Consider Jesus' words in Matthew 7:13 (NKJV), "Enter by the narrow gate; for wide is the gate and broad is the way that leads to destruction, and there are many who go in by it."

I've heard it said that maybe Jesus is just being too strict for our times nowadays. After all, the culture was different back then and look at all the world has to offer now in terms of religion. In Matthew 24:35, however, Jesus states, "Heaven and earth will pass away, but My words will by no means pass away." (NKJV)

Here is an exercise. Try lining up the world's varied religions next to one other sometime. Compare their core beliefs. Do they really mesh together? Are they really all paths to the same destination?

Christianity is unique in many ways, but perhaps the most prominent way is that salvation is not dependent on the efforts of the believer...unlike the rest of the world's religions. In fact, in Ephesians 2:8-9, Paul writes, "For by grace you have been saved through faith, and that not of yourselves; it is the gift of God, not of works, lest anyone should boast."

Let's take another example: Hinduism relies on millions of gods. Yet in Isaiah 45:20-21, it states, "Assemble yourselves and come; draw near together, you who have escaped from the nations. They have no knowledge, who carry the wood of their carved image, and pray to a god that cannot save. Tell and bring forth your case; yes, let them take counsel together. Who has declared this from ancient time? Who has told it from that time? Have not I, the Lord? And there is no other God besides Me, a just God and a Savior; there is none besides Me." (NKJV)

Those don't sound like roads leading to the same destination.

Yet it is not hard to find the mixing of these belief systems today.
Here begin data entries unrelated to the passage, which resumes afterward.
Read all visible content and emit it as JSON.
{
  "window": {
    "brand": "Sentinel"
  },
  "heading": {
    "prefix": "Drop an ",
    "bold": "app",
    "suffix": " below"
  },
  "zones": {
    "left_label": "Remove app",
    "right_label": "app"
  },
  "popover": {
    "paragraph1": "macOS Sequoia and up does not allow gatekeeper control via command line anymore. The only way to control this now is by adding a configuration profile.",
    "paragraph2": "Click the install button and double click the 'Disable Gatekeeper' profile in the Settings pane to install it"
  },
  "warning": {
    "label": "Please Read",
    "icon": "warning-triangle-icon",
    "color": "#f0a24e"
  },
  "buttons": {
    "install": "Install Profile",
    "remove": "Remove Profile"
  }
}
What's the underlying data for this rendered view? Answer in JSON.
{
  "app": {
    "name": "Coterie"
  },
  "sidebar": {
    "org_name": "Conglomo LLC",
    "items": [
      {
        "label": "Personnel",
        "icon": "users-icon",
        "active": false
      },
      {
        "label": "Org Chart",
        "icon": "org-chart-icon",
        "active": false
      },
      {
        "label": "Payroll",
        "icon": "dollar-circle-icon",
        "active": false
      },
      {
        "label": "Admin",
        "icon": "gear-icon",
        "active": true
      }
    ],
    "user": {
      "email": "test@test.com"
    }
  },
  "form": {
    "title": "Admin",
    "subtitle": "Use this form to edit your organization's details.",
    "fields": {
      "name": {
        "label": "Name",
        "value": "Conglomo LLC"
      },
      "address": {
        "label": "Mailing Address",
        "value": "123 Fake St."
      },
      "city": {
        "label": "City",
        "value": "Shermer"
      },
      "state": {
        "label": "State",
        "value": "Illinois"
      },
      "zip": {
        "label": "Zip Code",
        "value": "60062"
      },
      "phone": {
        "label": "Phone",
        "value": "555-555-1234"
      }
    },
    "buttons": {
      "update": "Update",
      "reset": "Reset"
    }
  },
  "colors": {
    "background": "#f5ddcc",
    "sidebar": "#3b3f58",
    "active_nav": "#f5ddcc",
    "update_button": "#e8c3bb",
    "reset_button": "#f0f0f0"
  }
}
Some have labeled this as merely an "Eastern way of thought", in that a person can hold two very contradictory beliefs at once. After all, you can readily find "Christian yoga" and prayer "labyrinths" on some church properties. It is one thing to hold contradictory beliefs. It's another when those beliefs are lived out and there are real-world consequences to holding on to them.

Case in point: believing in eternal life (via Christianity) and the achievement of nirvana in Buddhism. One relies on God, the other relies on human works. One results in eternity with God while the other essentially leads to "nothingness". To quote Gautama Buddha, "Where there is nothing; where naught is grasped, there is the Isle of No-Beyond. Nirvana do I call it—the utter extinction of aging and dying."

In short, there are two destinations in this example: somewhere and nowhere. One destination is brought on by an act of God while the other is brought on by an act of self-will. One destination results in ultimate fufillment while the other results in ultimate annihilation. One road leads to streets paved in gold while the other leads to a bridge that is out.

How can one be on the road to somewhere and nowhere at the same time?